Terrence Malick arrive à capter la construction d'un individu, d'un caractère par des sons et des images découpées de la vie quotidienne d'un jeune garçon des années 50. On le voit avec ses deux frères, sa mère douce et soumise et son père dur et soucieux d'élever des trois garçons à la baguette car la vie est pour lui une lutte où seuls les forts s'en sortent. Tiraillé entre les deux, entre la force et la douceur de cette même nature qui l'a créé, son père et sa mère, il va adorer l'une et détester l'autre avant d'en accepter la dualité, d'accepter la violence et la cruauté du destin, et de se tourner vers la foi en la création comme seul véritable réponse au sens de sa vie. "Père, mère, je vous porte en moi" déclare Jack. Un beau résumé du film, un film sur l'acceptation de ses racines, et leur dépassement, qui est le sens même de l'évolution, au sein d'une espèce, au sein d'une vie d'homme, de l'infiniment grand à l'infiniment petit, tout est question de cycle.


Les critiques cannoises ont donc pour partie sifflé le film, ce qui n'a rien d'étonnant et ce qui s'avère même rassurant. Soit ils n'ont rien compris soit ils ont joué de leur cynisme. Il m'est impossible de parler de bon ou de mauvais film et encore moins de chef d’œuvre. "The tree of life" est typiquement le genre de film à revoir et à murir car il est à la fois ultra simple et ultra dense. Il touche à quelquechose d'universel tout en empruntant des messages qui peuvent sembler faciles car pompeux tant dans leur énoncé que dans leur imagerie.

La narration ou l'absence de narration est donc la clé de voute de ce poème, de cette prière qui divisera encore longtemps les critiques. Les sentiments humains sont passés en revue, de la colère, du questionnement, du doute, de la compréhension et de l'acceptation du divin. Un vrai parcours spirituel vers Dieu.

La mise en scène est sublime, les plans séquences contemplatifs, la photographie impeccable. Malick reste humble face à son propos. Son oeuvre est inclassable et lumineuse, de l'éveil à la mort tout comme à l'amour.

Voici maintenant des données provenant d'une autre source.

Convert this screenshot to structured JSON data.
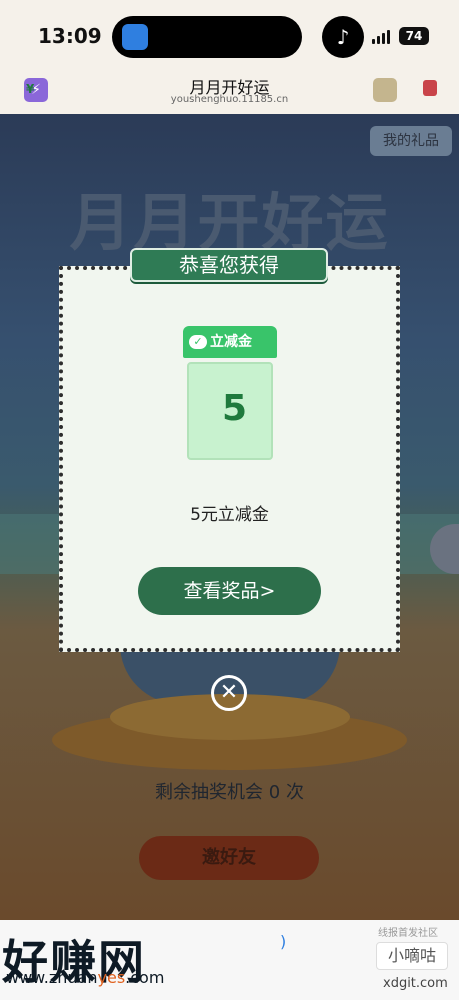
{
  "status_bar": {
    "time": "13:09",
    "battery": "74"
  },
  "title_bar": {
    "title": "月月开好运",
    "url": "youshenghuo.11185.cn"
  },
  "scene": {
    "title": "月月开好运",
    "my_gifts_label": "我的礼品",
    "remaining_text": "剩余抽奖机会 0 次",
    "invite_label": "邀好友"
  },
  "modal": {
    "banner": "恭喜您获得",
    "coupon_tag": "立减金",
    "coupon_currency": "¥",
    "coupon_amount": "5",
    "prize_name": "5元立减金",
    "view_prize_label": "查看奖品>",
    "close_glyph": "✕"
  },
  "watermarks": {
    "left_main": "好赚网",
    "left_url_prefix": "www.zhuan",
    "left_url_accent": "yes",
    "left_url_suffix": ".com",
    "right_top": "线报首发社区",
    "right_box": "小嘀咕",
    "right_url": "xdgit.com"
  }
}
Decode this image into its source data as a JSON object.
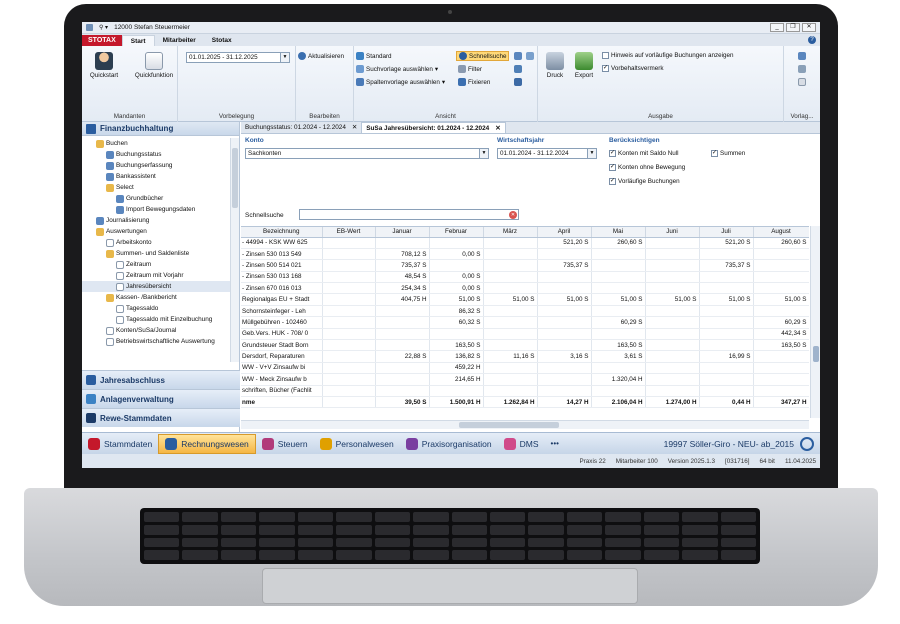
{
  "window": {
    "title": "12000 Stefan Steuermeier",
    "controls": [
      "_",
      "❐",
      "✕"
    ]
  },
  "ribbon": {
    "logo": "STOTAX",
    "tabs": [
      "Start",
      "Mitarbeiter",
      "Stotax"
    ],
    "mandanten": {
      "quickstart": "Quickstart",
      "quickfunktion": "Quickfunktion",
      "label": "Mandanten"
    },
    "vorbelegung": {
      "period": "01.01.2025 - 31.12.2025",
      "label": "Vorbelegung"
    },
    "bearbeiten": {
      "aktualisieren": "Aktualisieren",
      "label": "Bearbeiten"
    },
    "ansicht": {
      "standard": "Standard",
      "suchvorlage": "Suchvorlage auswählen",
      "spaltenvorlage": "Spaltenvorlage auswählen",
      "schnellsuche": "Schnellsuche",
      "filter": "Filter",
      "fixieren": "Fixieren",
      "label": "Ansicht"
    },
    "ausgabe": {
      "druck": "Druck",
      "export": "Export",
      "hinweis": "Hinweis auf vorläufige Buchungen anzeigen",
      "vorbehalt": "Vorbehaltsvermerk",
      "label": "Ausgabe",
      "vorlage": "Vorlag..."
    }
  },
  "sidebar": {
    "title": "Finanzbuchhaltung",
    "tree": [
      {
        "label": "Buchen",
        "indent": 1,
        "icon": "folder-open-icon"
      },
      {
        "label": "Buchungsstatus",
        "indent": 2,
        "icon": "grid-icon"
      },
      {
        "label": "Buchungserfassung",
        "indent": 2,
        "icon": "grid-icon"
      },
      {
        "label": "Bankassistent",
        "indent": 2,
        "icon": "grid-icon"
      },
      {
        "label": "Select",
        "indent": 2,
        "icon": "folder-open-icon"
      },
      {
        "label": "Grundbücher",
        "indent": 3,
        "icon": "grid-icon"
      },
      {
        "label": "Import Bewegungsdaten",
        "indent": 3,
        "icon": "grid-icon"
      },
      {
        "label": "Journalisierung",
        "indent": 1,
        "icon": "grid-icon"
      },
      {
        "label": "Auswertungen",
        "indent": 1,
        "icon": "folder-open-icon"
      },
      {
        "label": "Arbeitskonto",
        "indent": 2,
        "icon": "doc-icon"
      },
      {
        "label": "Summen- und Saldenliste",
        "indent": 2,
        "icon": "folder-open-icon"
      },
      {
        "label": "Zeitraum",
        "indent": 3,
        "icon": "doc-icon"
      },
      {
        "label": "Zeitraum mit Vorjahr",
        "indent": 3,
        "icon": "doc-icon"
      },
      {
        "label": "Jahresübersicht",
        "indent": 3,
        "icon": "doc-icon",
        "selected": true
      },
      {
        "label": "Kassen- /Bankbericht",
        "indent": 2,
        "icon": "folder-open-icon"
      },
      {
        "label": "Tagessaldo",
        "indent": 3,
        "icon": "doc-icon"
      },
      {
        "label": "Tagessaldo mit Einzelbuchung",
        "indent": 3,
        "icon": "doc-icon"
      },
      {
        "label": "Konten/SuSa/Journal",
        "indent": 2,
        "icon": "doc-icon"
      },
      {
        "label": "Betriebswirtschaftliche Auswertung",
        "indent": 2,
        "icon": "doc-icon"
      }
    ],
    "nav": [
      "Jahresabschluss",
      "Anlagenverwaltung",
      "Rewe-Stammdaten"
    ]
  },
  "doc_tabs": [
    {
      "label": "Buchungsstatus: 01.2024 - 12.2024",
      "active": false
    },
    {
      "label": "SuSa Jahresübersicht: 01.2024 - 12.2024",
      "active": true
    }
  ],
  "filters": {
    "konto_label": "Konto",
    "konto_value": "Sachkonten",
    "wj_label": "Wirtschaftsjahr",
    "wj_value": "01.01.2024 - 31.12.2024",
    "beruecksichtigen_label": "Berücksichtigen",
    "options": [
      {
        "label": "Konten mit Saldo Null",
        "checked": true
      },
      {
        "label": "Summen",
        "checked": true
      },
      {
        "label": "Konten ohne Bewegung",
        "checked": true
      },
      {
        "label": "Vorläufige Buchungen",
        "checked": true
      }
    ],
    "schnellsuche_label": "Schnellsuche",
    "schnellsuche_value": ""
  },
  "table": {
    "columns": [
      "Bezeichnung",
      "EB-Wert",
      "Januar",
      "Februar",
      "März",
      "April",
      "Mai",
      "Juni",
      "Juli",
      "August"
    ],
    "rows": [
      [
        "- 44994 - KSK WW 625",
        "",
        "",
        "",
        "",
        "521,20 S",
        "260,60 S",
        "",
        "521,20 S",
        "260,60 S"
      ],
      [
        "- Zinsen 530 013 549",
        "",
        "708,12 S",
        "0,00 S",
        "",
        "",
        "",
        "",
        "",
        ""
      ],
      [
        "- Zinsen 500 514 021",
        "",
        "735,37 S",
        "",
        "",
        "735,37 S",
        "",
        "",
        "735,37 S",
        ""
      ],
      [
        "- Zinsen 530 013 168",
        "",
        "48,54 S",
        "0,00 S",
        "",
        "",
        "",
        "",
        "",
        ""
      ],
      [
        "- Zinsen 670 016 013",
        "",
        "254,34 S",
        "0,00 S",
        "",
        "",
        "",
        "",
        "",
        ""
      ],
      [
        "Regionalgas EU + Stadt",
        "",
        "404,75 H",
        "51,00 S",
        "51,00 S",
        "51,00 S",
        "51,00 S",
        "51,00 S",
        "51,00 S",
        "51,00 S"
      ],
      [
        "Schornsteinfeger - Leh",
        "",
        "",
        "86,32 S",
        "",
        "",
        "",
        "",
        "",
        ""
      ],
      [
        "Müllgebühren - 102460",
        "",
        "",
        "60,32 S",
        "",
        "",
        "60,29 S",
        "",
        "",
        "60,29 S"
      ],
      [
        "Geb.Vers. HUK - 708/ 0",
        "",
        "",
        "",
        "",
        "",
        "",
        "",
        "",
        "442,34 S"
      ],
      [
        "Grundsteuer Stadt Born",
        "",
        "",
        "163,50 S",
        "",
        "",
        "163,50 S",
        "",
        "",
        "163,50 S"
      ],
      [
        "Dersdorf, Reparaturen",
        "",
        "22,88 S",
        "136,82 S",
        "11,16 S",
        "3,16 S",
        "3,61 S",
        "",
        "16,99 S",
        ""
      ],
      [
        "WW - V+V Zinsaufw bi",
        "",
        "",
        "459,22 H",
        "",
        "",
        "",
        "",
        "",
        ""
      ],
      [
        "WW - Meck Zinsaufw b",
        "",
        "",
        "214,65 H",
        "",
        "",
        "1.320,04 H",
        "",
        "",
        ""
      ],
      [
        "schriften, Bücher (Fachlit",
        "",
        "",
        "",
        "",
        "",
        "",
        "",
        "",
        ""
      ]
    ],
    "total": [
      "nme",
      "",
      "39,50 S",
      "1.500,91 H",
      "1.262,84 H",
      "14,27 H",
      "2.106,04 H",
      "1.274,00 H",
      "0,44 H",
      "347,27 H"
    ]
  },
  "modules": [
    {
      "label": "Stammdaten",
      "active": false,
      "color": "#c4182b",
      "icon": "stammdaten-icon"
    },
    {
      "label": "Rechnungswesen",
      "active": true,
      "color": "#2a5d9f",
      "icon": "rechnungswesen-icon"
    },
    {
      "label": "Steuern",
      "active": false,
      "color": "#b13a7a",
      "icon": "steuern-icon"
    },
    {
      "label": "Personalwesen",
      "active": false,
      "color": "#e0a000",
      "icon": "personalwesen-icon"
    },
    {
      "label": "Praxisorganisation",
      "active": false,
      "color": "#7a3fa0",
      "icon": "praxis-icon"
    },
    {
      "label": "DMS",
      "active": false,
      "color": "#d04a8a",
      "icon": "dms-icon"
    }
  ],
  "modules_more": "•••",
  "client_info": "19997 Söller-Giro - NEU- ab_2015",
  "status": [
    "Praxis 22",
    "Mitarbeiter 100",
    "Version 2025.1.3",
    "[031716]",
    "64 bit",
    "11.04.2025"
  ],
  "colors": {
    "accent": "#2a5d9f",
    "brand": "#c4182b",
    "highlight": "#ffd979"
  }
}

Il nous donne à voir un questionnement sur le sens de la vie et de l'évolution. Pourquoi connaitre tant de sentiments variés si c'est pour mourir de façon aussi rapide et vivre de façon aussi éphémère qu'un être moins évolué et moins doté de cette intelligence ? A quoi sert alors cet aboutissement supposé qu'est l'homme ? Pour en apprécier la fragilité, et optimiser cette vie en aimant son prochain, seule façon d'être heureux nous dit Malick.


Que dire du choix des acteurs, outre les deux monstres que sont Brad Pitt et Sean Penn, muet, le jeune Hunter McCracken a un visage incroyable. Jessica Chastaing qui joue sa mère donne tout la pureté qui sied à son personnage.


Si Malick se permet même des délires visuels non expérimentés auparavant, de la lévitation d'un personnage à l'utilisation d'une chambre d'enfant comme tombeau englouti, toutes ces métaphores prennent grâce au milieu de ces longues déclarations d'amour à la vie. Le cinéma de Terrence Malick est sensoriel et puissant, unique comme son auteur.